On the morning of the sixteenth of January, Laure went into the spinning-room with the other women, to begin the old, familiar work. The sight of that room brought back to her a peculiar sensation. Long-forgotten memories of her girlhood’s yearnings and restless discontents, half-formed plans and desires, picture after picture of what she had once imagined convent life to be, crowded thick upon her, and caused her to shudder, knowing what these vague dreams had led her to. Here was the room, with its row of wheels and tambour-frames, and, at the end, the big, wooden loom, filled with red warp. Everywhere were little disorderly heaps of flax and uncarded wool, bits of thread and silk, and long woollen remnants clipped from uneven tapestry borders. In a moment this place would be alive with the droning buzz of wheels, the clack-clack of the loom, and the bright chatter of feminine voices. Laure heard it all in the first glance down the room, and in the same instant she lived a lifetime here. Before her eyes was an endless vista of mornings spent in this place upon work that could never keep her thoughts from paths where they should not stray. Alas! with Flammecœur she had neither toiled nor spun.

In neither face nor manner did Laure betray any suggestion of her feeling; and she found herself presently seated at a wheel, between Alixe, who was at the tapestry frame, and Lenore, who had come to the room for the first time in many weeks, and was engaged in fashioning a delicate little garment of white saie. Madame, at the head of the room, was embroidering a square of linen and overseeing the work of every one else; and she glanced, every now and then, rather searchingly into her daughter’s face, finding in it, however, nothing that could cause her anxiety; for Laure was ashamed of her own sensations, and strove bravely to conceal them.

Possibly this scene might have held out promise of reward to the thinker, the psychologist, or the humanitarian.
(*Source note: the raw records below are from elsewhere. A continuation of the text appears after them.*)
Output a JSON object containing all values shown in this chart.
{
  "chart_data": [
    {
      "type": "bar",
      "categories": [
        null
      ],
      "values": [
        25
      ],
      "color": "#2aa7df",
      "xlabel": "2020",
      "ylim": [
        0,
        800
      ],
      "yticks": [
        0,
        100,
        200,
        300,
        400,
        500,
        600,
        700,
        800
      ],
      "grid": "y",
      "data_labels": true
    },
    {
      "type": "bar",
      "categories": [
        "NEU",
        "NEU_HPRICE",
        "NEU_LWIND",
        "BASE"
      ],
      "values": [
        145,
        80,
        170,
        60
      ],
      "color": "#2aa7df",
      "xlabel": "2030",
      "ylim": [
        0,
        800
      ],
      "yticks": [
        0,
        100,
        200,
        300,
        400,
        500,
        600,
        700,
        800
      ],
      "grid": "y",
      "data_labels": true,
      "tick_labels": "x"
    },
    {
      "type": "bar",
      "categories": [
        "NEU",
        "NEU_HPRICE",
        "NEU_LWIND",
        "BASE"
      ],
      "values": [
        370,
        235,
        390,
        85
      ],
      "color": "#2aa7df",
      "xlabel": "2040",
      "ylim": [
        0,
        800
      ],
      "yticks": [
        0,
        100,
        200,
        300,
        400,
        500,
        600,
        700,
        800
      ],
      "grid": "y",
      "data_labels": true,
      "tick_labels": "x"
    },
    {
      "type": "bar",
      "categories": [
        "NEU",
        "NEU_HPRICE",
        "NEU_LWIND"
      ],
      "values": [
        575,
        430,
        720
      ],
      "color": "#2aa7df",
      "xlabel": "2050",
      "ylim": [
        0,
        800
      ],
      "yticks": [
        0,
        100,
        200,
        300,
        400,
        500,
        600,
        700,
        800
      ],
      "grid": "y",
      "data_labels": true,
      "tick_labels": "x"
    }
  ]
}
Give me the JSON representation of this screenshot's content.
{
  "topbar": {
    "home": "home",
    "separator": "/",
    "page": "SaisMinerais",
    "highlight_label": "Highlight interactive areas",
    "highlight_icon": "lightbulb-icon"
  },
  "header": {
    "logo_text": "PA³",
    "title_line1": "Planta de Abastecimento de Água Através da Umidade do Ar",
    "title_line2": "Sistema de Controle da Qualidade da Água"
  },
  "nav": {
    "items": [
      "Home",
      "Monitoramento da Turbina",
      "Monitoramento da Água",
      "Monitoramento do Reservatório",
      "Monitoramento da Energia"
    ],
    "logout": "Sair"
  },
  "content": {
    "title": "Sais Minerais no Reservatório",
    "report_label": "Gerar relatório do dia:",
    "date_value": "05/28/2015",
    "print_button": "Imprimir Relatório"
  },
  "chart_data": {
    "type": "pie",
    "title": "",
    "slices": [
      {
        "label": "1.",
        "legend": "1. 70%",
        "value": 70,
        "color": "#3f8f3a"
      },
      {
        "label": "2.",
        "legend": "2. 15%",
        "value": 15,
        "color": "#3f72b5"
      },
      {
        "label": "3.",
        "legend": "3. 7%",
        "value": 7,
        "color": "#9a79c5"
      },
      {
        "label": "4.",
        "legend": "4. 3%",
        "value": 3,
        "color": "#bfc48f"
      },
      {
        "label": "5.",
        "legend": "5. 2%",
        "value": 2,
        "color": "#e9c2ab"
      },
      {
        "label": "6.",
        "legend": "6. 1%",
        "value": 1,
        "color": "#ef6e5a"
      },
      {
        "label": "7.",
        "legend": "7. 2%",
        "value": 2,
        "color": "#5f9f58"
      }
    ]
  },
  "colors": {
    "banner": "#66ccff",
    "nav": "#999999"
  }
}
Of all these quiet, busy women, was there one whose dull, passionless exterior did not cover an intricate and tumultuous heart-history? The rebellious thought-life of Alixe was no less interesting, despite her inactivity, than the deadening sorrow through which Lenore had passed. Nor had the early life of Eleanore, with its doubtful joys and its bitter periods of loneliness, left any stronger traces in her face than had the long after-years of rigid self-suppression. She had nearly overcome her once devastating habit of self-analysis, by forcing herself to take an unselfish interest in those around her. But the marks of her later and nobler struggles with grief lay as plainly in her face as those of her younger life. Only, the influence of her youth, with its rebellions and its solitudes, was to be found bodily transferred into the character of Laure, who had, in her infancy, absorbed her mother into herself. These four women, by reason either of years or station, had experienced much in the ways of joy and sorrow. But to what depths of unhappiness all the other pathetically colorless lives of the uninstructed and unloved women of that day had sunk, cannot be surmised by any one who has seen what strange courses loneliness and solitude will take. Who knows how great a self-struggle may result only in a pallid, vacant face and a negative personality? And what had they, all these neglected women of the chivalric age, to give them life, color, or force? Men did battle and feats of arms, expecting their ladies to sit at home, to toil and spin and bear them heirs, and, when their time came, haply die. So much we all know. But how much these same women, having something of both soul and brain, may have tried to use them in their small way, who has cared to surmise?

The January morning wore along, and by and by the fitful chatter became more fitful: the pauses grew longer; for every one was weary with work, and with the incessant noise of loom and wheel. Laure, who through the morning had been covertly watching Lenore at her task, saw that the young woman had grown paler than was her wont, and that the shadows under her eyes had deepened till their effect against her pallor was startling. Gradually Lenore’s hands moved more slowly. She would pause for a moment, and then, with a slight start, return to her work with so conscious an effort that Laure was more than once on the point of crying to her to stop. Presently, however, Lenore herself looked toward madame’s chair with an appeal in her eyes and a faintly murmured word on her lips.

Eleanore glanced at her, and then rose at once and went over to her side. “Why didst thou not speak sooner? Go quickly to thy room and lie down. Shall I send Alixe with thee?”

“Nay! Let me rather be alone!” And Lenore, hastily gathering her work into her arms, slipped from her place and was gone from the room.

The little scene caused no comment. Only Laure, who was not accustomed to the sight of Lenore’s transparent skin and almost startling frailty, sat thinking about her after she was gone. How forlorn must be her poor existence! If she had greatly loved Gerault,—and surely any maiden would have loved him,—how gray her world must have become! how without hope her life! Laure lost herself completely in a revery of Lenore’s sorrows, and forgot, for the time, how weary she herself was: how her foot ached with treading the wheel, and how irritated were her finger-tips with the long unaccustomed manipulation of thread. But it came as an intense relief when she heard her mother say softly,—

“Go thou, Laure, to thy sister’s room. Make her comfortable, if thou canst. Take the wheel also with thee and finish thy skein there.”